I tried to find some use cases, this paper has listed some, although I think it's not obvious to me what makes the trees uniquely useful compared to other schemes (https://users.dcc.uchile.cl/~gnavarro/ps/cpm12.pdf seems to be the same Navarro as referenced in the article).
The use cases listed in that pdf are revolving around compression, e.g. graph adjacency list is listed as one. I myself found the last use case listed as smelling interesting (colored range queries), but I would need to dig into the references on that one to see what's actually going on with that one and is it truly anything interesting.
I would be interested in things like what's the unique advantage wavelets trees have compared to e.g. stuffing roaring bitmaps or other kinds of bitmaps into a tree. The RRR has rank-and-select queries which I think roaring bitmap won't do, so that might tie into something. Maybe a problem where the wavelet tree is the only known efficient way to solve it, or maybe it is uniquely really easy to throw at some types of problems or something else.
Anyone know real-world examples of wavelet trees used somewhere? I got interested enough to dig a bit deeper but on the spot as I'm writing this comment, I'm not smart enough to immediately see do these things have killer applications in any niches.
Succinct data structures such as wavelet trees are widely used in bioinformatics. There you often have strings that cannot be tokenized or parsed meaningfully, so you just have to deal with sequences of symbols. And because the strings are often very long and/or there can be a huge number of them, the data structures have to be space-efficient.
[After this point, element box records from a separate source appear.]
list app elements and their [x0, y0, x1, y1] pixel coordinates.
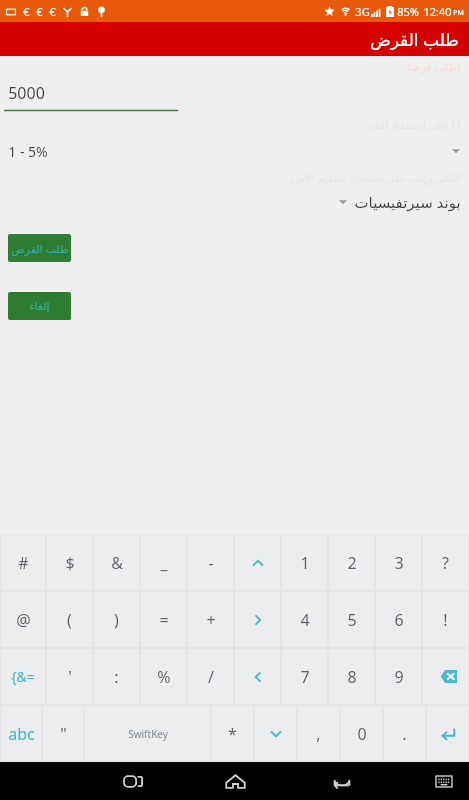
staticText: ' [68, 666, 72, 688]
staticText: $ [65, 552, 75, 574]
button[interactable]: 2 [329, 535, 374, 590]
button[interactable] [235, 649, 280, 704]
staticText: 2 [347, 552, 357, 574]
button[interactable] [235, 592, 280, 647]
button[interactable]: , [298, 706, 339, 761]
button[interactable]: abc [1, 706, 41, 761]
button[interactable]: * [212, 706, 253, 761]
button[interactable]: 1 - 5% [0, 136, 469, 166]
staticText: . [402, 723, 407, 745]
button[interactable]: 6 [376, 592, 421, 647]
staticText: بوند سيرتفيسيات [354, 192, 461, 212]
staticText: 1 - 5% [8, 142, 48, 161]
staticText: 8 [347, 666, 357, 688]
staticText: = [159, 609, 169, 631]
staticText: 9 [394, 666, 404, 688]
staticText: " [60, 723, 67, 745]
staticText: # [18, 552, 29, 574]
button[interactable]: _ [141, 535, 186, 590]
button[interactable]: 8 [329, 649, 374, 704]
staticText: / [208, 666, 214, 688]
staticText: 3 [394, 552, 404, 574]
staticText: إلغاء [29, 300, 50, 313]
staticText: 4 [300, 609, 310, 631]
button[interactable]: = [141, 592, 186, 647]
staticText: SwiftKey [128, 727, 168, 741]
button[interactable]: " [43, 706, 83, 761]
staticText: abc [8, 723, 35, 745]
button[interactable]: 3 [376, 535, 421, 590]
button[interactable]: إلغاء [8, 292, 71, 320]
staticText: : [114, 666, 119, 688]
staticText: 6 [394, 609, 404, 631]
button[interactable]: 5 [329, 592, 374, 647]
staticText: ? [442, 552, 449, 574]
button[interactable]: ( [47, 592, 92, 647]
button[interactable]: 0 [341, 706, 382, 761]
button[interactable]: + [188, 592, 233, 647]
button[interactable]: Home [212, 762, 258, 800]
staticText: ) [114, 609, 119, 631]
staticText: طلب القرض [11, 241, 69, 256]
button[interactable]: : [94, 649, 139, 704]
button[interactable]: - [188, 535, 233, 590]
staticText: 12:40 [423, 4, 452, 19]
button[interactable] [235, 535, 280, 590]
staticText: % [157, 666, 171, 688]
button[interactable]: Backspace [423, 649, 468, 704]
button[interactable]: ! [423, 592, 468, 647]
staticText: 1 [300, 552, 310, 574]
staticText: & [111, 552, 123, 574]
button[interactable]: % [141, 649, 186, 704]
button[interactable]: ' [47, 649, 92, 704]
button[interactable]: {&= [1, 649, 45, 704]
staticText: , [316, 723, 321, 745]
button[interactable]: @ [1, 592, 45, 647]
button[interactable]: Switch keyboard [429, 762, 459, 800]
button[interactable] [255, 706, 296, 761]
staticText: ! [443, 609, 448, 631]
staticText: طلب القرض [370, 28, 459, 51]
staticText: 5000 [8, 82, 45, 104]
button[interactable]: & [94, 535, 139, 590]
button[interactable]: 7 [282, 649, 327, 704]
staticText: € [49, 4, 56, 19]
staticText: اطلب قرضا [407, 59, 461, 74]
button[interactable]: . [384, 706, 425, 761]
button[interactable]: $ [47, 535, 92, 590]
staticText: @ [16, 609, 31, 631]
staticText: + [206, 609, 216, 631]
staticText: € [23, 4, 30, 19]
staticText: 0 [357, 723, 367, 745]
staticText: 85% [397, 4, 419, 19]
button[interactable]: بوند سيرتفيسيات [0, 188, 469, 216]
staticText: 7 [300, 666, 310, 688]
button[interactable]: Enter [427, 706, 468, 761]
staticText: - [208, 552, 214, 574]
staticText: _ [160, 552, 168, 574]
staticText: ( [67, 609, 72, 631]
button[interactable]: ) [94, 592, 139, 647]
button[interactable]: # [1, 535, 45, 590]
staticText: {&= [11, 667, 35, 686]
staticText: PM [453, 8, 464, 18]
staticText: * [228, 723, 237, 745]
button[interactable]: Recents [110, 762, 156, 800]
staticText: 5 [347, 609, 357, 631]
button[interactable]: 4 [282, 592, 327, 647]
button[interactable]: 1 [282, 535, 327, 590]
button[interactable]: ? [423, 535, 468, 590]
staticText: 3G [355, 4, 370, 19]
button[interactable]: Back [318, 762, 364, 800]
staticText: € [36, 4, 43, 19]
button[interactable]: SwiftKey [85, 706, 210, 761]
button[interactable]: 9 [376, 649, 421, 704]
button[interactable]: / [188, 649, 233, 704]
button[interactable]: طلب القرض [8, 234, 71, 262]
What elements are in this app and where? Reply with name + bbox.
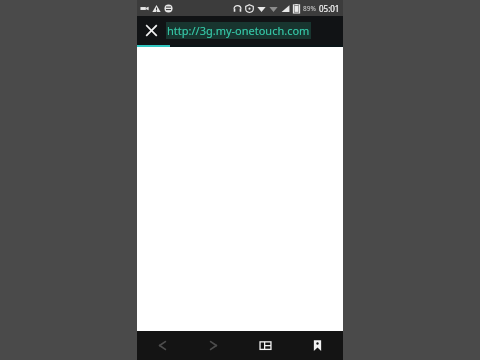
- staticText: 05:01: [319, 3, 340, 14]
- staticText: 89%: [303, 4, 316, 13]
- button[interactable]: Forward: [188, 331, 239, 360]
- button[interactable]: Stop loading: [137, 16, 166, 45]
- button[interactable]: Bookmarks: [291, 331, 343, 360]
- button[interactable]: Tabs: [239, 331, 291, 360]
- button[interactable]: Back: [137, 331, 188, 360]
- button[interactable]: http://3g.my-onetouch.com: [166, 16, 339, 45]
- staticText: http://3g.my-onetouch.com: [167, 23, 310, 38]
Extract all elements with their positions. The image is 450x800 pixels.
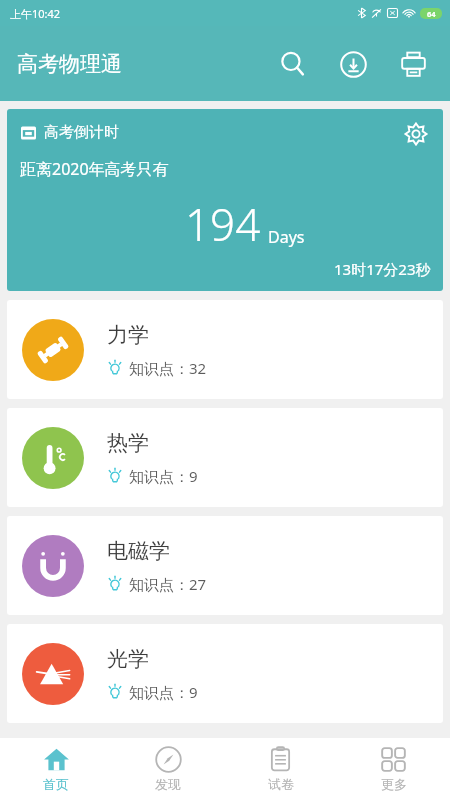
button[interactable]: 更多 bbox=[337, 738, 450, 800]
staticText: 13时17分23秒 bbox=[334, 259, 431, 279]
button[interactable]: 热学 bbox=[7, 408, 443, 507]
button[interactable]: 力学 bbox=[7, 300, 443, 399]
staticText: 距离2020年高考只有 bbox=[20, 158, 169, 180]
staticText: 热学 bbox=[107, 430, 149, 456]
staticText: 力学 bbox=[107, 322, 149, 348]
staticText: 更多 bbox=[381, 776, 407, 792]
button[interactable]: 电磁学 bbox=[7, 516, 443, 615]
staticText: 首页 bbox=[43, 776, 69, 792]
button[interactable]: 高考倒计时 bbox=[7, 109, 443, 291]
staticText: 高考物理通 bbox=[17, 51, 122, 77]
button[interactable]: 首页 bbox=[0, 738, 112, 800]
staticText: 194 bbox=[185, 194, 261, 254]
button[interactable]: 光学 bbox=[7, 624, 443, 723]
staticText: 试卷 bbox=[268, 776, 294, 792]
button[interactable]: Settings bbox=[399, 117, 433, 151]
staticText: 知识点：27 bbox=[129, 574, 207, 594]
staticText: 光学 bbox=[107, 646, 149, 672]
staticText: 上午10:42 bbox=[10, 6, 61, 21]
button[interactable]: Search bbox=[270, 41, 316, 87]
staticText: 知识点：32 bbox=[129, 358, 207, 378]
button[interactable]: Print bbox=[390, 41, 436, 87]
staticText: 高考倒计时 bbox=[44, 123, 119, 142]
staticText: 知识点：9 bbox=[129, 682, 198, 702]
staticText: 知识点：9 bbox=[129, 466, 198, 486]
staticText: 电磁学 bbox=[107, 538, 170, 564]
staticText: 发现 bbox=[155, 776, 181, 792]
button[interactable]: 发现 bbox=[112, 738, 224, 800]
button[interactable]: Download bbox=[330, 41, 376, 87]
button[interactable]: 试卷 bbox=[224, 738, 337, 800]
staticText: 64 bbox=[427, 9, 436, 19]
staticText: Days bbox=[268, 226, 305, 248]
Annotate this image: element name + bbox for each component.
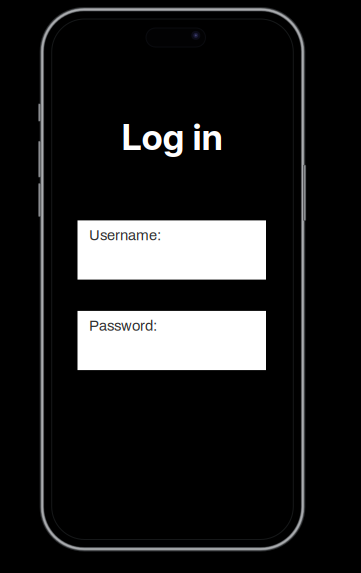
staticText: Log in: [122, 115, 222, 159]
button[interactable]: Password:: [78, 311, 266, 370]
staticText: Username:: [89, 227, 161, 243]
staticText: Password:: [89, 318, 157, 334]
button[interactable]: Username:: [78, 220, 266, 280]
A wavelet tree is best seen as an intermediate data structure. It doesn't do anything particularly interesting on its own, but it can be used as a building block for higher-level data structures. For example, you can create an FM-index by storing the Burrows–Wheeler transform in a wavelet tree. (Though there are better options when the alphabet is small.) And then you can use the FM-index to find exact matches of any length between the pattern and the indexed strings.
People working with succinct data structures often talk about bitvectors rather than bitmaps. The difference is that bitmaps tend to focus on set operations, while bitvectors are more about random access with rank, select, and related queries. Then you could see wavelet trees as a generalization of bitvectors from a binary alphabet to larger alphabets. And then you have people talking about wavelet trees, when they really mean a wider class of conceptually and functionally similar data structures, regardless of the actual implementation.